A wide range of phenomena exhibit emergent behavior that makes modeling very challenging. In this project, physics-constrained data-driven modeling approaches are pursued to account for the underlying complexity. These techniques require HPC applications (running on external clusters) to interact with large data sets at run time. ConFlux provides low latency communications for in- and out-of-core data, cross-platform storage, as well as high throughput interconnects and massive memory allocations. The file-system and scheduler natively handle extreme-scale machine learning and traditional HPC modules in a tightly integrated workflow — rather than in segregated operations — leading to significantly lower latencies, fewer algorithmic barriers and less data movement.
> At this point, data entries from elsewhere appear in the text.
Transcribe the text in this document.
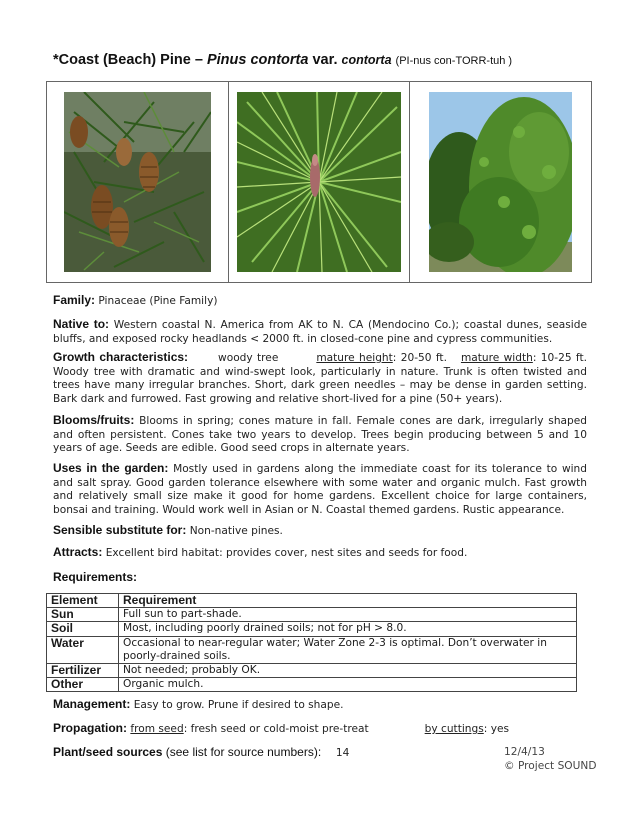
*Coast (Beach) Pine – Pinus contorta var. contorta (PI-nus con-TORR-tuh )
Family: Pinaceae (Pine Family)
Native to: Western coastal N. America from AK to N. CA (Mendocino Co.); coastal dunes, seaside bluffs, and exposed rocky headlands < 2000 ft. in closed-cone pine and cypress communities.
Growth characteristics:	woody tree	mature height: 20-50 ft. mature width: 10-25 ft. Woody tree with dramatic and wind-swept look, particularly in nature. Trunk is often twisted and trees have many irregular branches. Short, dark green needles – may be dense in garden setting. Bark dark and furrowed. Fast growing and relative short-lived for a pine (50+ years).
Blooms/fruits: Blooms in spring; cones mature in fall. Female cones are dark, irregularly shaped and often persistent. Cones take two years to develop. Trees begin producing between 5 and 10 years of age. Seeds are edible. Good seed crops in alternate years.
Uses in the garden: Mostly used in gardens along the immediate coast for its tolerance to wind and salt spray. Good garden tolerance elsewhere with some water and organic mulch. Fast growth and relatively small size make it good for home gardens. Excellent choice for large containers, bonsai and training. Would work well in Asian or N. Coastal themed gardens. Rustic appearance.
Sensible substitute for: Non-native pines.
Attracts: Excellent bird habitat: provides cover, nest sites and seeds for food.
Requirements:
Element	Requirement
Sun	Full sun to part-shade.
Soil	Most, including poorly drained soils; not for pH > 8.0.
Water	Occasional to near-regular water; Water Zone 2-3 is optimal. Don’t overwater in poorly-drained soils.
Fertilizer	Not needed; probably OK.
Other	Organic mulch.
Management: Easy to grow. Prune if desired to shape.
Propagation: from seed: fresh seed or cold-moist pre-treat	by cuttings: yes
Plant/seed sources (see list for source numbers): 14	12/4/13
© Project SOUND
The ConFlux cluster consists of 43 IBM Power8 CPU two-socket “Firestone” S822LC compute nodes and 17 IBM Power8 CPU two-socket “Garrison” compute nodes. Each of the Garrison nodes will also host four NVIDIA Pascal GPUs connected via NVIDIA’s NVLink technology to the Power8 system bus. Each node has a local high-speed flash memory for random access. ConFlux also has 2 large memory nodes (2TB RAM).
All compute and storage is connected via a 100 Gb/s InfiniBand fabric. The IBM and NVLink connectivity, combined with IBM CAPI Technology will provide an unprecedented data transfer throughput required for the data-driven computational physics researchers will be conducting.
80% of ConFlux resources are restricted to use of research groups within the University of Michigan. The remaining 20% will be allocated to the external community based on data-driven modeling needs.
Course material developed from the usage of ConFlux is being integrated into the educational curriculum via several degree and certificate programs offered by two U-M institutes dedicated to computational and data sciences. Use of the ConFlux cluster will be extended to research groups outside of UM utilizing a number of Extreme Science and Engineering Discovery Environment (XSEDE) bridging tools and file-systems. Connections established through UM’s Office of Outreach and Diversity are being leveraged to extend the use of ConFlux to minority serving institutions and Historically Black Colleges and Universities. Using the programs developed by the Society of Women Engineers at U-M, middle and high school students will be engaged in hands-on educational modules in computing, physics and data.
Funding Organization: National Science Foundation, Division of Advanced Cyberinfrastructure
Funding Program: Major Research Instrumentation (MRI)
Term: Sept. 1, 2015 – Aug. 31, 2018 (estimated)
Amount: $3.46 million
Principal Investigators: Karthik Duraisamy is the principal investigator of the ConFlux project. He is a professor in the U-M Department of Aerospace Engineering, and Director of the Center for Data-Driven Computational Physics in the Michigan Institute for Computational Discovery and Engineering.